El papa Francisco, abraza al papa emérito Benedicto XVI antes de una reunión en la Plaza de San Pedro del Vaticano, el 28 de septiembre de 2014.

Así que tal vez el tipo de deconstrucción que ocurrió bajo Francisco —aunque no exactamente en la forma en que muchos liberales esperaban— fue providencialmente necesaria para hacer posible este nuevo paisaje, un paisaje en el que la autoridad necesitará eventualmente ser reconstruida, pero en el que, por ahora, ciertos impedimentos al mensaje cristiano parecen haber sido eliminados.

La elección de Francisco fue posible gracias a la renuncia de Benedicto, un gesto modernizador por parte de un papa conservador, que sugería a su modo una oficina papal desmitificada, más corporativa que paternal.

Como admirador de Benedicto y crítico de Francisco, lamenté amargamente esa decisión; como observador del patrón más amplio de la historia reciente, me pregunté si, al soltar su carga prematuramente, Benedicto había puesto en marcha una nueva y extraña era.

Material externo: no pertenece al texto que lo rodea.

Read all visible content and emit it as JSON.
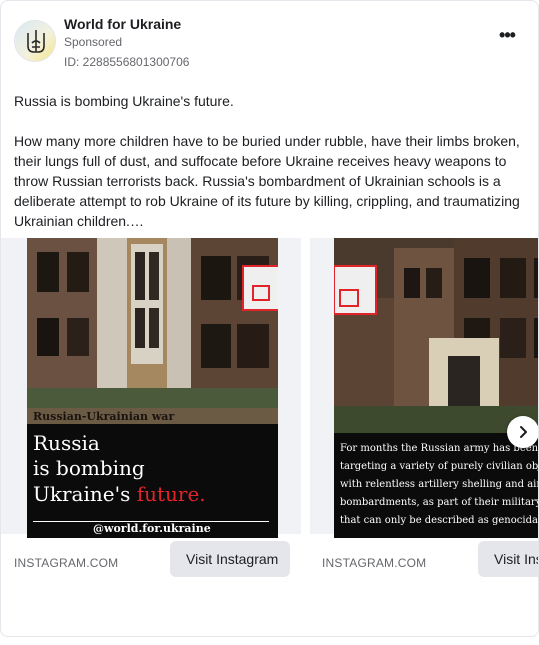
{
  "header": {
    "page_name": "World for Ukraine",
    "sponsored_label": "Sponsored",
    "ad_id": "ID: 2288556801300706",
    "more_icon": "more-horizontal-icon"
  },
  "post": {
    "paragraphs": [
      "Russia is bombing Ukraine's future.",
      "How many more children have to be buried under rubble, have their limbs broken, their lungs full of dust, and suffocate before Ukraine receives heavy weapons to throw Russian terrorists back. Russia's bombardment of Ukrainian schools is a deliberate attempt to rob Ukraine of its future by killing, crippling, and traumatizing Ukrainian children.…"
    ]
  },
  "carousel": {
    "cards": [
      {
        "poster": {
          "tag": "Russian-Ukrainian war",
          "line1": "Russia",
          "line2": "is bombing",
          "line3_prefix": "Ukraine's ",
          "line3_highlight": "future.",
          "handle": "@world.for.ukraine"
        },
        "domain": "INSTAGRAM.COM",
        "button_label": "Visit Instagram"
      },
      {
        "poster": {
          "lines": [
            "For months the Russian army has been",
            "targeting a variety of purely civilian objects",
            "with relentless artillery shelling and air",
            "bombardments, as part of their military",
            "that can only be described as genocidal"
          ]
        },
        "domain": "INSTAGRAM.COM",
        "button_label": "Visit Instagram"
      }
    ],
    "next_icon": "chevron-right-icon"
  },
  "colors": {
    "highlight_red": "#e0242a",
    "secondary_text": "#65676b",
    "button_bg": "#e4e6eb"
  }
}
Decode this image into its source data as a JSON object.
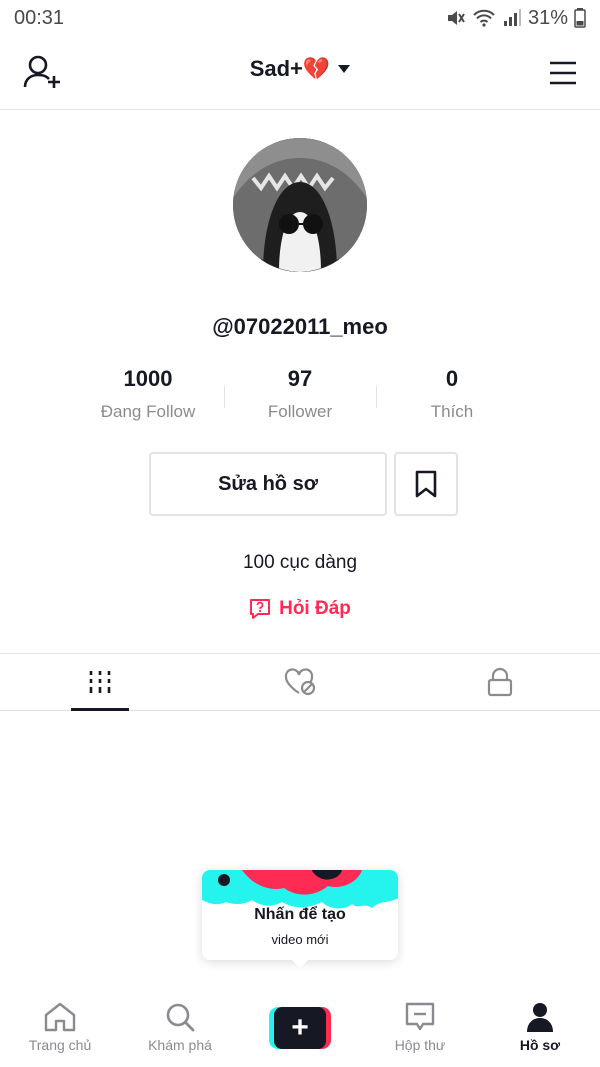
{
  "status_bar": {
    "time": "00:31",
    "battery": "31%"
  },
  "header": {
    "title": "Sad+💔"
  },
  "profile": {
    "username": "@07022011_meo",
    "stats": [
      {
        "value": "1000",
        "label": "Đang Follow"
      },
      {
        "value": "97",
        "label": "Follower"
      },
      {
        "value": "0",
        "label": "Thích"
      }
    ],
    "edit_button": "Sửa hồ sơ",
    "bio": "100 cục dàng",
    "qa_label": "Hỏi Đáp"
  },
  "colors": {
    "accent": "#fe2c55",
    "cyan": "#25f4ee",
    "text": "#161823",
    "muted": "#8a8b91"
  },
  "tooltip": {
    "title": "Nhấn để tạo",
    "subtitle": "video mới"
  },
  "bottom_nav": {
    "items": [
      {
        "label": "Trang chủ",
        "icon": "home-icon"
      },
      {
        "label": "Khám phá",
        "icon": "search-icon"
      },
      {
        "label": "",
        "icon": "plus-icon"
      },
      {
        "label": "Hộp thư",
        "icon": "inbox-icon"
      },
      {
        "label": "Hồ sơ",
        "icon": "profile-icon",
        "active": true
      }
    ]
  }
}
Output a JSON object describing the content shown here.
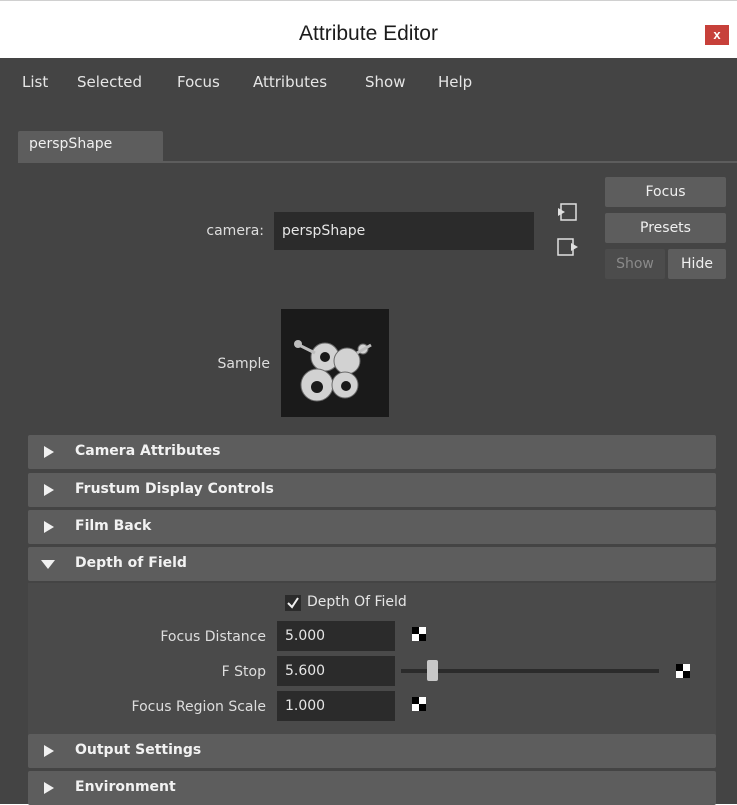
{
  "window": {
    "title": "Attribute Editor",
    "close_label": "x"
  },
  "menu": {
    "items": [
      {
        "label": "List"
      },
      {
        "label": "Selected"
      },
      {
        "label": "Focus"
      },
      {
        "label": "Attributes"
      },
      {
        "label": "Show"
      },
      {
        "label": "Help"
      }
    ]
  },
  "tab": {
    "label": "perspShape"
  },
  "node": {
    "type_label": "camera:",
    "name_value": "perspShape",
    "focus_button": "Focus",
    "presets_button": "Presets",
    "show_button": "Show",
    "hide_button": "Hide"
  },
  "sample": {
    "label": "Sample"
  },
  "sections": {
    "camera_attributes": "Camera Attributes",
    "frustum_display_controls": "Frustum Display Controls",
    "film_back": "Film Back",
    "depth_of_field": "Depth of Field",
    "output_settings": "Output Settings",
    "environment": "Environment"
  },
  "dof": {
    "checkbox_label": "Depth Of Field",
    "checkbox_checked": true,
    "focus_distance_label": "Focus Distance",
    "focus_distance_value": "5.000",
    "f_stop_label": "F Stop",
    "f_stop_value": "5.600",
    "f_stop_slider_fraction": 0.1,
    "focus_region_scale_label": "Focus Region Scale",
    "focus_region_scale_value": "1.000"
  },
  "colors": {
    "background": "#444444",
    "section_header": "#5d5d5d",
    "field": "#2b2b2b",
    "close_button": "#c7403a"
  }
}
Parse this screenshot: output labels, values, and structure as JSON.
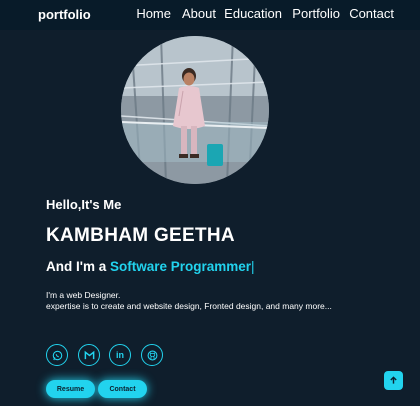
{
  "nav": {
    "brand": "portfolio",
    "links": [
      "Home",
      "About",
      "Education",
      "Portfolio",
      "Contact"
    ]
  },
  "hero": {
    "greeting": "Hello,It's Me",
    "name": "KAMBHAM GEETHA",
    "role_prefix": "And I'm a ",
    "role_highlight": "Software Programmer",
    "cursor": "|",
    "description_line1": "I'm a web Designer.",
    "description_line2": "expertise is to create and website design, Fronted design, and many more..."
  },
  "socials": [
    {
      "icon": "whatsapp-icon"
    },
    {
      "icon": "gmail-icon"
    },
    {
      "icon": "linkedin-icon"
    },
    {
      "icon": "github-icon"
    }
  ],
  "buttons": {
    "resume": "Resume",
    "contact": "Contact"
  },
  "colors": {
    "background": "#0f1e2c",
    "navbar": "#081b29",
    "accent": "#22d3ee"
  }
}
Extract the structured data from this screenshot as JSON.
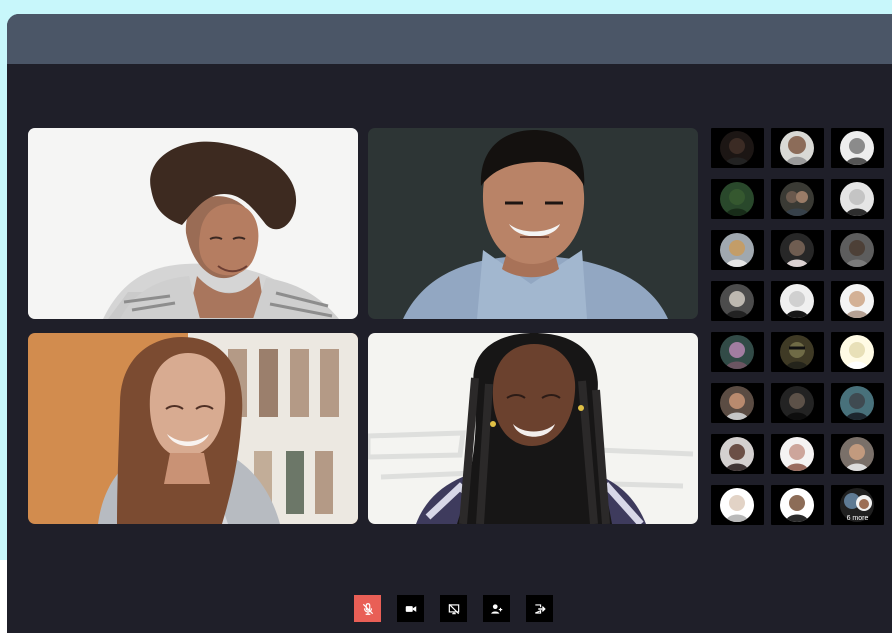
{
  "window": {
    "title": ""
  },
  "participants": {
    "main_tiles": [
      {
        "name": "",
        "background": "#eeeeec",
        "skin": "#ad7659",
        "hair": "#3e2b21",
        "shirt": "#c9c9c9"
      },
      {
        "name": "",
        "background": "#2f3838",
        "skin": "#b88365",
        "hair": "#15120f",
        "shirt": "#98acc6"
      },
      {
        "name": "",
        "background": "#d48d4e",
        "skin": "#d8ab91",
        "hair": "#7a4b31",
        "shirt": "#b8bcc2"
      },
      {
        "name": "",
        "background": "#f3f3ef",
        "skin": "#6e4430",
        "hair": "#1a1818",
        "shirt": "#403c61"
      }
    ],
    "thumbnail_count": 24,
    "more_label": "6 more",
    "thumbnail_colors": [
      "#3b2b24",
      "#8c6c59",
      "#8b8b8b",
      "#35582f",
      "#6a594d",
      "#c4c4c4",
      "#c39d68",
      "#6f5d51",
      "#4d4037",
      "#bdb8b0",
      "#d0d0d0",
      "#d3b196",
      "#a27da1",
      "#6f6b46",
      "#e8e0b8",
      "#b98a6e",
      "#5c5148",
      "#3f4a51",
      "#6b4f46",
      "#cda59b",
      "#c29a7e",
      "#e2d3c6",
      "#8c6c57",
      "#5e7a93"
    ]
  },
  "controls": {
    "mic_icon": "mic-off-icon",
    "camera_icon": "video-camera-icon",
    "screen_icon": "screen-share-off-icon",
    "participants_icon": "participants-icon",
    "leave_icon": "leave-icon",
    "mic_color": "#e95f56"
  }
}
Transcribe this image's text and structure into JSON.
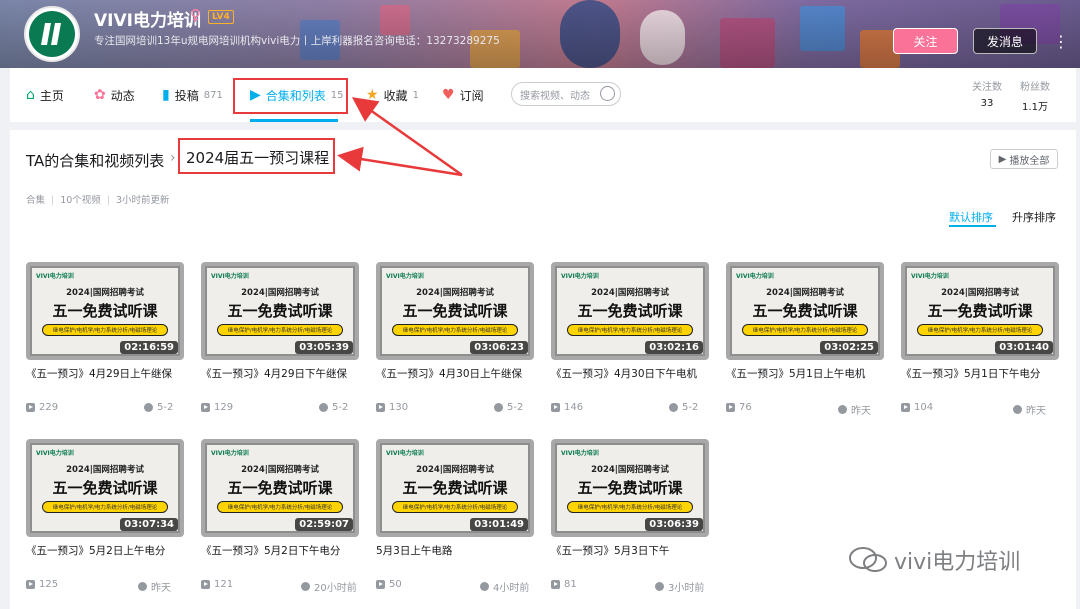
{
  "profile": {
    "username": "VIVI电力培训",
    "gender_symbol": "♀",
    "level": "LV4",
    "sign": "专注国网培训13年u规电网培训机构vivi电力丨上岸利器报名咨询电话：13273289275",
    "follow_label": "关注",
    "message_label": "发消息",
    "more_label": "⋮"
  },
  "nav": {
    "items": [
      {
        "label": "主页",
        "icon": "home-icon",
        "count": ""
      },
      {
        "label": "动态",
        "icon": "activity-icon",
        "count": ""
      },
      {
        "label": "投稿",
        "icon": "upload-icon",
        "count": "871"
      },
      {
        "label": "合集和列表",
        "icon": "collection-icon",
        "count": "15"
      },
      {
        "label": "收藏",
        "icon": "star-icon",
        "count": "1"
      },
      {
        "label": "订阅",
        "icon": "heart-icon",
        "count": ""
      }
    ],
    "search_placeholder": "搜索视频、动态",
    "stats": [
      {
        "label": "关注数",
        "value": "33"
      },
      {
        "label": "粉丝数",
        "value": "1.1万"
      }
    ]
  },
  "collection": {
    "breadcrumb_root": "TA的合集和视频列表",
    "breadcrumb_sep": "›",
    "title": "2024届五一预习课程",
    "play_all": "播放全部",
    "meta_type": "合集",
    "meta_count": "10个视频",
    "meta_updated": "3小时前更新",
    "sort_default": "默认排序",
    "sort_asc": "升序排序"
  },
  "thumbnail": {
    "logo": "VIVI电力培训",
    "line1": "2024|国网招聘考试",
    "line2": "五一免费试听课",
    "line3": "继电保护/电机学/电力系统分析/电磁场理论"
  },
  "videos": [
    {
      "duration": "02:16:59",
      "title": "《五一预习》4月29日上午继保",
      "plays": "229",
      "date": "5-2"
    },
    {
      "duration": "03:05:39",
      "title": "《五一预习》4月29日下午继保",
      "plays": "129",
      "date": "5-2"
    },
    {
      "duration": "03:06:23",
      "title": "《五一预习》4月30日上午继保",
      "plays": "130",
      "date": "5-2"
    },
    {
      "duration": "03:02:16",
      "title": "《五一预习》4月30日下午电机",
      "plays": "146",
      "date": "5-2"
    },
    {
      "duration": "03:02:25",
      "title": "《五一预习》5月1日上午电机",
      "plays": "76",
      "date": "昨天"
    },
    {
      "duration": "03:01:40",
      "title": "《五一预习》5月1日下午电分",
      "plays": "104",
      "date": "昨天"
    },
    {
      "duration": "03:07:34",
      "title": "《五一预习》5月2日上午电分",
      "plays": "125",
      "date": "昨天"
    },
    {
      "duration": "02:59:07",
      "title": "《五一预习》5月2日下午电分",
      "plays": "121",
      "date": "20小时前"
    },
    {
      "duration": "03:01:49",
      "title": "5月3日上午电路",
      "plays": "50",
      "date": "4小时前"
    },
    {
      "duration": "03:06:39",
      "title": "《五一预习》5月3日下午",
      "plays": "81",
      "date": "3小时前"
    }
  ],
  "watermark": "vivi电力培训",
  "colors": {
    "accent": "#00aeec",
    "follow": "#fb7299",
    "annotation": "#e83a3a"
  }
}
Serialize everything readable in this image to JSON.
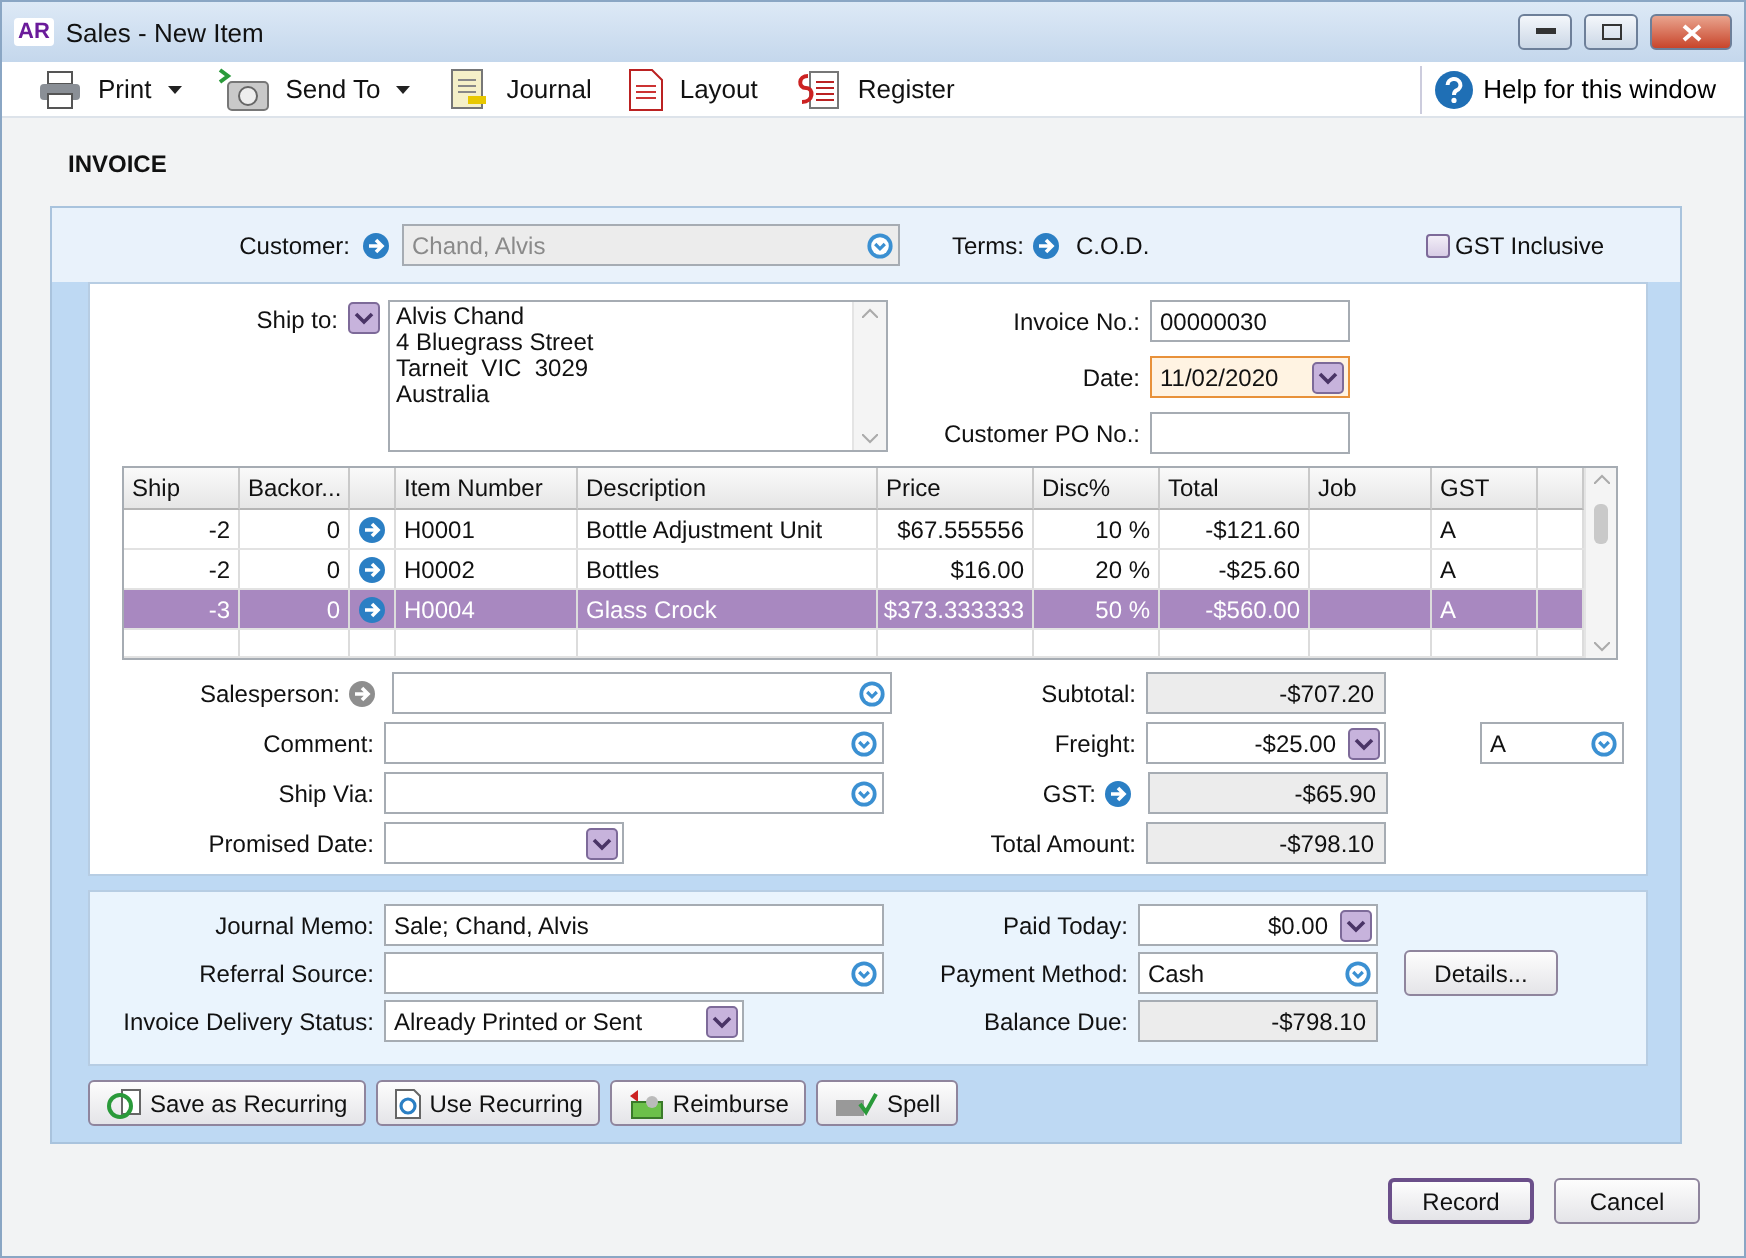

Pero sea cual sea la verdad de esa intuición, es muy importante que Francisco no renunciara, que se dejara morir en el cargo, muy en público, haciendo manifiesta su debilidad hasta el final. Cualesquiera que hayan sido sus decisiones para el papel institucional del papado, él desempeñó el rol paternal de Pedro hasta el final. Que Dios lo bendiga por ello, y que Francisco descanse en paz.